For your information, there really is raspberry in the raspberry filling in the Canadian Wagon Wheel. There are also a number of positively frightening-sounding components. The ingredients of the Wheel are as follows: sugar, enriched flour, glucose, hydrogenated palm kernel oil, glucose-fructose, vegetable oil shortening, cocoa, apple pulp (apples, sulphites, potassium sorbate), gelatin, modified milk ingredients, fancy molasses, salt, sorbitan tristearate, sodium bicarbonate, raspberries, pectin, soya lecithin, citric acid, ammonium bicarbonate, sodium benzoate, monocalcium phosphate, nutmeg, natural and artificial flavour, colour (contains tartrazine). Each 41-gram cookie contains 167 calories (700 kJ) and practically no nutritional value whatsoever, but who cares?
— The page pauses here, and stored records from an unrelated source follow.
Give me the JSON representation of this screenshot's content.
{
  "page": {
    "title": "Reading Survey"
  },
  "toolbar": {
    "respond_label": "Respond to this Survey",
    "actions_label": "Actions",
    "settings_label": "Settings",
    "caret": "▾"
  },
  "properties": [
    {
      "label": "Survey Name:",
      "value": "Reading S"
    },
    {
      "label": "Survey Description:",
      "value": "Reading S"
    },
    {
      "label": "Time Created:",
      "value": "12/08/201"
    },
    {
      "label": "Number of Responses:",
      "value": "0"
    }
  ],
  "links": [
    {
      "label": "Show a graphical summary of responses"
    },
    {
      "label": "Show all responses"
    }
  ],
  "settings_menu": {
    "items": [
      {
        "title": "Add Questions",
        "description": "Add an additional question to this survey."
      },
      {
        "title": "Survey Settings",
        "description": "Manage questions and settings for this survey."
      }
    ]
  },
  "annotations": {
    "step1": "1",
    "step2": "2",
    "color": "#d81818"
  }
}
Something you should know: it appears as though Weston sold his Wagon Wheels, as the only ones I could find are made by Viau McCormicks, which appears to be a subsidiary of Dare Foods Limited. These Wheels are a genuinely Canadian product, however; it says so right on the box.
I hope that this information proves useful to you and completes your quest for information on the Wagon Wheels of the world.
Sincerely,
Jenni |
Nicey replies: Jenni,
Thanks for that wonderful piece of trans-altlantic biscuit detection, and the wealth of data in your report. Good to see that the Canadians are settling for a 67mm Wagon wheel which is 7mm smaller than our own, although you may have the edge over us on depth. Amazing to see Raspberries turning up in the jam, this must be a first for the whole genre, you should be proud as a Canadian, even if you are unable to eat them due to your dietary restrictions.